Executive summary

Advances in artificial intelligence (AI) are ushering in a large and rapid technological transformation. Understanding how the capabilities of AI relate to human skills and how they develop over time is crucial for understanding this ongoing process. Knowing what AI can do compared to humans can help predict which skills may become obsolete and which skills may become more significant in the years ahead. This knowledge base can help policy makers reshape education systems in ways that best prepare students for the future and provide opportunities to adult learners to renew their skills.

This report follows up an earlier pilot study, collecting expert evaluations of how well AI can do the literacy and numeracy tests of the OECD Survey of Adult Skills of the Programme for International Assessment of Adult Competencies (PIAAC). It shows how AI capabilities in these domains have evolved since the pilot assessment in 2016, up until mid-2022 (shortly before the release of ChatGPT). Assessing AI capabilities in literacy and numeracy is indicative of AI’s potential impact on work and life since these skills are relevant in most social contexts and work situations.

The study is part of a comprehensive ongoing project for assessing computer capabilities and their implications for work and education. The AI and the Future of Skills (AIFS) project at OECD’s Centre for Educational Research and Innovation (CERI) uses several information sources to develop measures of AI capabilities that are understandable, comprehensive, repeatable and policy relevant.

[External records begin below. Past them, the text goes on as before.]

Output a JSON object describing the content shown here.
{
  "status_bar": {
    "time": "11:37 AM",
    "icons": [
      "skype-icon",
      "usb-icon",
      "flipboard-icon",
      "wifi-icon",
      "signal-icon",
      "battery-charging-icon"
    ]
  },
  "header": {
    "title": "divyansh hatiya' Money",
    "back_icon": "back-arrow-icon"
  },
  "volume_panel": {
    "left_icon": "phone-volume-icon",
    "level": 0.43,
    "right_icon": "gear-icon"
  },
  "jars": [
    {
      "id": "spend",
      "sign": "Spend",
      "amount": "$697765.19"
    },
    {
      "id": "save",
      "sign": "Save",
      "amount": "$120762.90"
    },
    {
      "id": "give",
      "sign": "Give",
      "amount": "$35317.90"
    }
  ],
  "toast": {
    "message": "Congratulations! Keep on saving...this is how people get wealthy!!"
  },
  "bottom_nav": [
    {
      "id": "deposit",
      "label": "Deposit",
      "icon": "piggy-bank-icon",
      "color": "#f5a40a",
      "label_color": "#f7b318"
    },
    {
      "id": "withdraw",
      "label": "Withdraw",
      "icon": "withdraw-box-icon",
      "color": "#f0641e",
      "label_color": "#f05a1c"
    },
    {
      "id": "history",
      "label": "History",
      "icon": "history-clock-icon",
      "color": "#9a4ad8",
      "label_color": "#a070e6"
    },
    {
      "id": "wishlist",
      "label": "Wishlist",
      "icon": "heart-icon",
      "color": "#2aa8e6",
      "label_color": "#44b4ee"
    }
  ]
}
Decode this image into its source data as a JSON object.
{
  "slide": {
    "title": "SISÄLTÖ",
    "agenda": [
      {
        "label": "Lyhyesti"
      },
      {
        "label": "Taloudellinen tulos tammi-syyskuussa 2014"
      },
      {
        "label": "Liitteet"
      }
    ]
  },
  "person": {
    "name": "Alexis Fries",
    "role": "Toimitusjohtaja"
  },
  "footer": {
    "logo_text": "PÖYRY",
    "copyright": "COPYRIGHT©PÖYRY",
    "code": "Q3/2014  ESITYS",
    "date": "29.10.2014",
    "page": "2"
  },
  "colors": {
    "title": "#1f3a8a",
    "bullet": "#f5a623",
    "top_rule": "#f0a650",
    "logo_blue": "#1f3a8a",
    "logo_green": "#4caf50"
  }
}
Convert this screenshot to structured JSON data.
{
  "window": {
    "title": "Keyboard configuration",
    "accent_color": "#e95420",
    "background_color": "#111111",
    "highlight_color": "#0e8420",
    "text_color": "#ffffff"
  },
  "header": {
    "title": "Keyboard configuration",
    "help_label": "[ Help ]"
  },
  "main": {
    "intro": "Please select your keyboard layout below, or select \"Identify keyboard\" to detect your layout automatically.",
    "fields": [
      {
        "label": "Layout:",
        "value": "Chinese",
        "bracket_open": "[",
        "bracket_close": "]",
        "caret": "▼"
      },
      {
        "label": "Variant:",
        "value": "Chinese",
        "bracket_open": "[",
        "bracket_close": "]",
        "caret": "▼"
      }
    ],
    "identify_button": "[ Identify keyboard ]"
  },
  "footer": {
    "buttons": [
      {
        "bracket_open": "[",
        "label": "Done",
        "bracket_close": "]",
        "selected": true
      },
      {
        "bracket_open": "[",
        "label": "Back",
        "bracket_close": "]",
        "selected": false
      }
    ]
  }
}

Both the pilot and this follow-up asked computer scientists to rate AI’s capacity to answer the questions on PIAAC’s literacy and numeracy tests. AI’s likely performance on the tests was determined by looking at the majority expert opinion on each question. The use of standardised education tests enables the comparison to human capabilities, allows tracking AI progress across time and provides understandable AI measures. However, experts did not always agree in their evaluations. The study aimed at improving the methodology for eliciting expert knowledge on AI with standardised tests to address this challenge.

  • According to experts, AI can answer around 80% of the PIAAC literacy questions. It can solve most of the easy questions, which typically involve locating information in short texts and identifying basic vocabulary. It can also master many of the harder questions, which require navigating across larger chunks of text to formulate responses. This evaluation rests on high consensus among experts.

  • According to experts, AI can solve around two-thirds of the PIAAC numeracy test. However, there is disagreement behind this result. Some experts imagined narrow AI solutions for separate numeracy questions. Others considered general systems that can reason mathematically and process all kinds of numeracy questions similar to those in PIAAC. This led to diverging evaluations, with the latter experts giving lower ratings than the former.

  • A comparison to the pilot assessment reveals considerable improvement in AI’s literacy capabilities since 2016. The expected success rate of AI in the literacy test has increased by 25 percentage points since then. This reflects the technological breakthroughs in natural language processing (NLP) in the period, related to the introduction of pre-trained language models, such as GPT.

  • The discussion with experts suggested that numeracy capabilities of AI are unlikely to have changed much between 2016 and 2021. While formal mathematics underlying numeracy problems are easily automatable, extracting formal models from tasks that require general knowledge and are expressed in language and in images has received less research attention.

  • Given recent technological advancements and the heavy investment and research in NLP, experts judged that AI’s literacy capabilities will continue to develop.

  • More recently, large language models have been fine-tuned and applied for mathematical problems. The field has produced important benchmark tests as well as systems that perform well on these tests. These trends led experts to expect that AI will advance considerably in numeracy over the next few years.

  • PIAAC assesses respondents’ proficiency in literacy and numeracy on several levels – from low (Level 1 and below) to high (Levels 4-5). Following the evaluation of experts, AI’s potential performance in literacy is close to that of adults with proficiency at Level 3. Across the OECD countries in PIAAC, on average, 90% of adults are at or below Level 3 in literacy and only 10% perform better than Level 3.

  • The AI numeracy performance assessed by experts is close to that of adults at proficiency Level 2 on the easier and intermediate PIAAC questions, and similar to that of Level 3 adults on the harder questions. Across OECD countries with data, on average, 57% of adults are at or below Level 2 in numeracy, and 88% are at Level 3 or below that level.

  • Despite its limitations, this study suggests that advancing AI capabilities with respect to literacy and numeracy may have important implications for employment and education. Most workers use these skills every day at work. At the same time, these skills have not improved in most countries in the last decades. By contrast, AI capabilities in literacy and numeracy are developing quickly.

  • Across countries in PIAAC, on average, 59% of the workforce uses literacy skills daily at a proficiency comparable to or below that of computers. Between 27% and 44% of workers daily perform numeracy tasks at work, having numeracy proficiency below or at the level of AI. AI could affect the literacy- and numeracy-related tasks of these workers.

  • Even the best-ranking countries to date cannot supply more than a quarter of their workforce with the literacy and numeracy skills needed to outperform AI. In this context, the focus of education may need to shift more towards teaching students to use AI systems to perform literacy and numeracy tasks more effectively.